# Solve the following

Question:

$27 x^{2}-10+1=0$

Solution:

Given: $27 x^{2}-10 x+1=0$

Comparing the given equation with the general form of the quadratic equation $a x^{2}+b x+c=0$, we get $a=27, b=-10$ and $c=1$.

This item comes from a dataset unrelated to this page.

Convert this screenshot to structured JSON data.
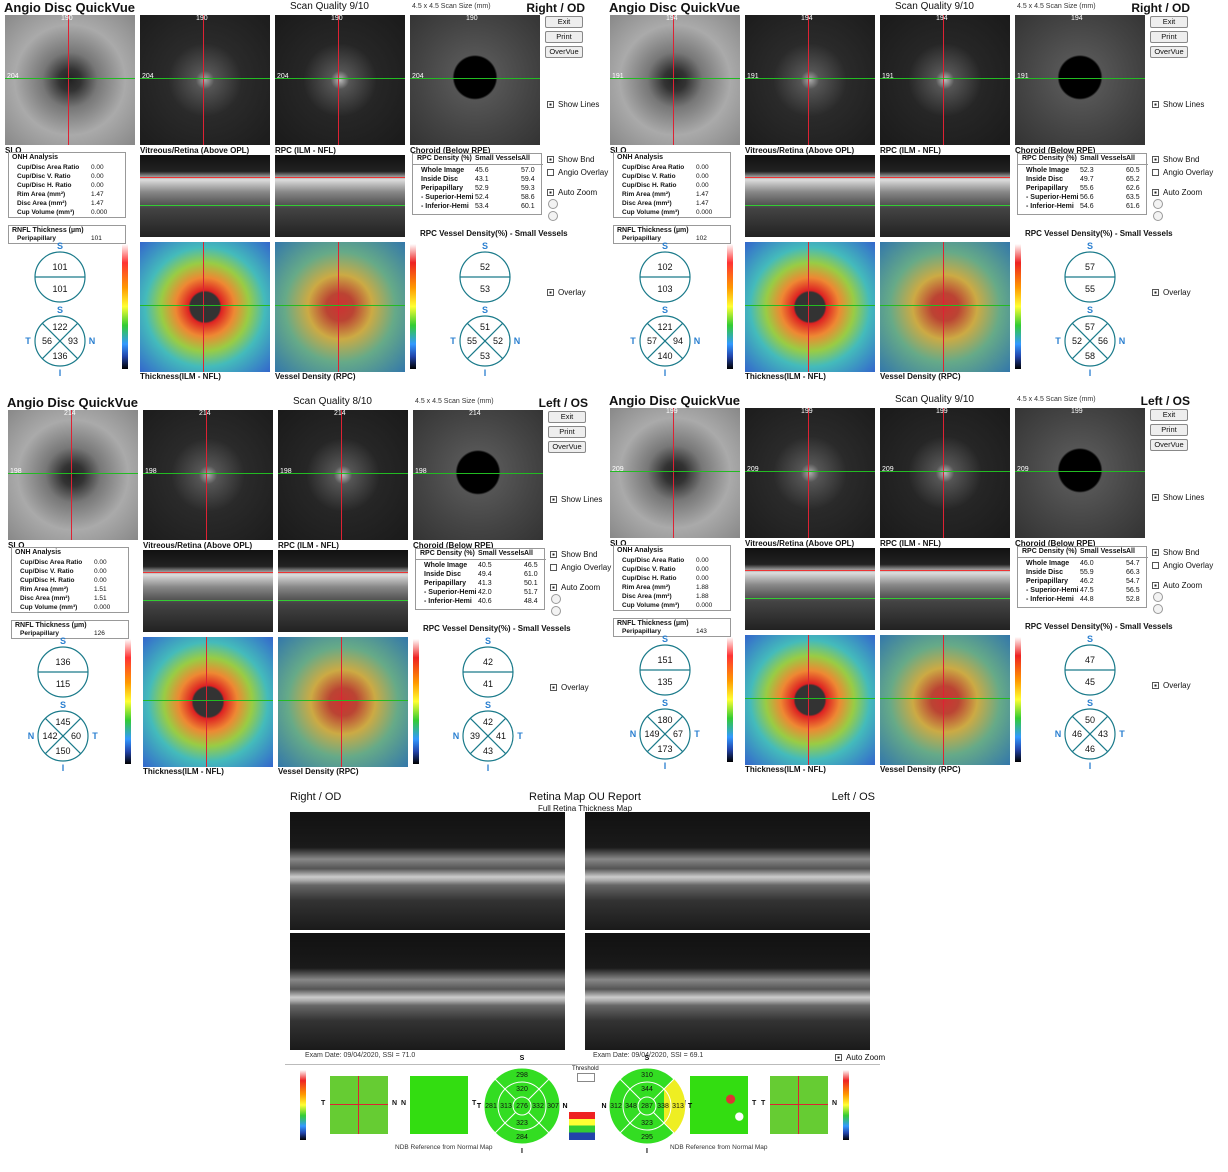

Substituting these values in $\alpha=\frac{-b+\sqrt{b^{2}-4 a c}}{2 a}$ and $\beta=\frac{-b-\sqrt{b^{2}-4 a c}}{2 a}$, we get:

$\alpha=\frac{10+\sqrt{100-4 \times 27 \times 1}}{2 \times 27} \quad$ and $\quad \beta=\frac{10-\sqrt{100-4 \times 27 \times 1}}{2 \times 27}$

$\Rightarrow \alpha=\frac{10+\sqrt{100-108}}{54} \quad$ and $\beta=\frac{10-\sqrt{100-108}}{54}$

$\Rightarrow \alpha=\frac{10+\sqrt{-8}}{54} \quad$ and $\quad \beta=\frac{10-\sqrt{-8}}{54}$

$\Rightarrow \alpha=\frac{10+\sqrt{8 i^{2}}}{54} \quad$ and $\quad \beta=\frac{10-\sqrt{8 i^{2}}}{54}$

$\Rightarrow \alpha=\frac{10+i 2 \sqrt{2}}{54} \quad$ and $\quad \beta=\frac{10-i 2 \sqrt{2}}{54}$

$\Rightarrow \alpha=\frac{2(5+i \sqrt{2})}{54} \quad$ and $\quad \beta=\frac{2(5-i \sqrt{2})}{54}$

$\Rightarrow \alpha=\frac{5}{27}+\frac{\sqrt{2}}{27} i \quad$ and $\quad \beta=\frac{5}{27}-\frac{\sqrt{2}}{27} i$

Hence, the roots of the equation are $\frac{5}{27} \pm \frac{\sqrt{2}}{27} i$.